Even waking up with screams irritated her. It ruined the mask she had carefully constructed these long eight weeks. She needed to get a grip. That dream had gotten to her. It wasn’t the first she’d had, and it wouldn’t be the last, but it was certainly the most vivid one so far. It made her ache for him, and she couldn’t do that anywhere else. Beckham belonged in a compartmentalized shelf in her brain where he could keep her alive and make her stronger but didn’t interfere with the person she had to be to survive.

With new resolve, she got out of the shower, dressed, and slicked her still-wet hair back into a ponytail. Time to get this day over with.

When she walked back into the one-room cell, the human nurse was already waiting for her. She was a white woman with nondescript features—dark hair, dark eyes, wan expression.

“Miss Reyna,” the woman said.

She wore the crisp white Visage nurse uniform. That uniform had made Reyna cringe the first time she saw one, at the Visage hospital all those months ago on her first day as a blood escort. The only color on the outfit was the bloodred V logo. The sight still made her feel sick.

“I’m ready.”

“You should eat first. You know that you get dizzy if you don’t eat breakfast,” she admonished.

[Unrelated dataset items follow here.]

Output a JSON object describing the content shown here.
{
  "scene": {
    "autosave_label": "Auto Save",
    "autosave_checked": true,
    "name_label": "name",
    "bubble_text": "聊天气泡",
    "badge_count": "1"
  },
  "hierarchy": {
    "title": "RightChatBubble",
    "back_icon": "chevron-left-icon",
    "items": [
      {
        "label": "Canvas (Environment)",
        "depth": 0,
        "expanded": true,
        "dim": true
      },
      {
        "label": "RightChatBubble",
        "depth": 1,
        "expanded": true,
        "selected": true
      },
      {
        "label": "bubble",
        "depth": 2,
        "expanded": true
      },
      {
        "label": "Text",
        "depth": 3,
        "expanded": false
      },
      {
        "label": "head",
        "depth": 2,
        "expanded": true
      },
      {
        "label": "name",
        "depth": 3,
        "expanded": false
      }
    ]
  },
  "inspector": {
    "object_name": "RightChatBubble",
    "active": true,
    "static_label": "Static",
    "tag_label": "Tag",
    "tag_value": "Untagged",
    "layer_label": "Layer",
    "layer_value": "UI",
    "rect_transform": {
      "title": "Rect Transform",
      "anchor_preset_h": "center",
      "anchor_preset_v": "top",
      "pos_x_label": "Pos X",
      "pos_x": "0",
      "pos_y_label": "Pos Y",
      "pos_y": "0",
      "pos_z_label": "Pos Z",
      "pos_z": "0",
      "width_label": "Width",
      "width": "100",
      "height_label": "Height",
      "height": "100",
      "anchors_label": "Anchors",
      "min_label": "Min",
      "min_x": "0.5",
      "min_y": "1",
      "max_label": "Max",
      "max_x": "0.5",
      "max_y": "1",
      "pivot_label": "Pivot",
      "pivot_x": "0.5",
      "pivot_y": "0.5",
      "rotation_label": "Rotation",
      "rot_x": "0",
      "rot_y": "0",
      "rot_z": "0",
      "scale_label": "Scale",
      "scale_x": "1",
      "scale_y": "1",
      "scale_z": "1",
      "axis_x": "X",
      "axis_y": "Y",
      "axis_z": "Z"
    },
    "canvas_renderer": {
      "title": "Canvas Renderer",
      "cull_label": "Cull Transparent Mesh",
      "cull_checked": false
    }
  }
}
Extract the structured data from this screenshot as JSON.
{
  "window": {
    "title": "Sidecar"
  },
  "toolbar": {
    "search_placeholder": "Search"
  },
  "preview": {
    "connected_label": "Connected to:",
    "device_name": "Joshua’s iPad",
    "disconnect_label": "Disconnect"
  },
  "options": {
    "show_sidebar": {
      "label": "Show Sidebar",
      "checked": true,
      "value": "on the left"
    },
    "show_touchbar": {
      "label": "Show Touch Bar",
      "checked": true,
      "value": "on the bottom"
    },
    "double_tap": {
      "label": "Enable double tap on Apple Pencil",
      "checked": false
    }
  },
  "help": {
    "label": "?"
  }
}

Reyna wanted to snap at her to stop mothering her. Her mother had died just over a dozen years ago, when Reyna was eight years old. Her deadbeat uncle had taken her and her brothers in for three years before the economy had gone to hell in a handbasket. Then it was ten years alone with her brothers before desperation had pushed her straight to Visage.

But she didn’t voice any of her thoughts. She kept her face blank. “Sure.”

She sat down and ate the food that had been carefully selected for optimal nutrition. A perfectly balanced diet and a healthy amount of exercise was forced down her throat. No one cared how much iron she pumped; there was no chance of her overpowering a vampire.

“Ready,” she said, pushing the tray aside.

“Don’t forget your water.”

Reyna snatched it off the table as she headed to the door. “Let’s get this over with.”

“Of course,” the woman said with a bland smile.

She’d been the same nurse twice a week for eight weeks. Not a single change in all that time. Reyna didn’t know a thing about her. They spent an hour together every Monday and Thursday for one of the most unpleasant experiences of her life, and she didn’t even know the woman’s name.

The door to the room slid open silently, and Reyna held her breath. Every time it opened, she envisioned herself slipping out and running away undetected. It was a pipe dream. Still she clung to it.

She followed the nurse out of the bedroom and took a right down the hallway. When she’d first arrived, she’d tried the exact thing she still fantasized about. She’d made it three feet before a shock wave ran up her arm and she fell forward flat on her face. Some hugely muscled vampire had picked her up with one arm and deposited her back in her cell.

He’d laughed as he told her about the device they’d implanted into her arm to prevent escape, then shut the door in her face. As if it wasn’t enough to have vampires guarding her. They had an invasivethingput into her arm.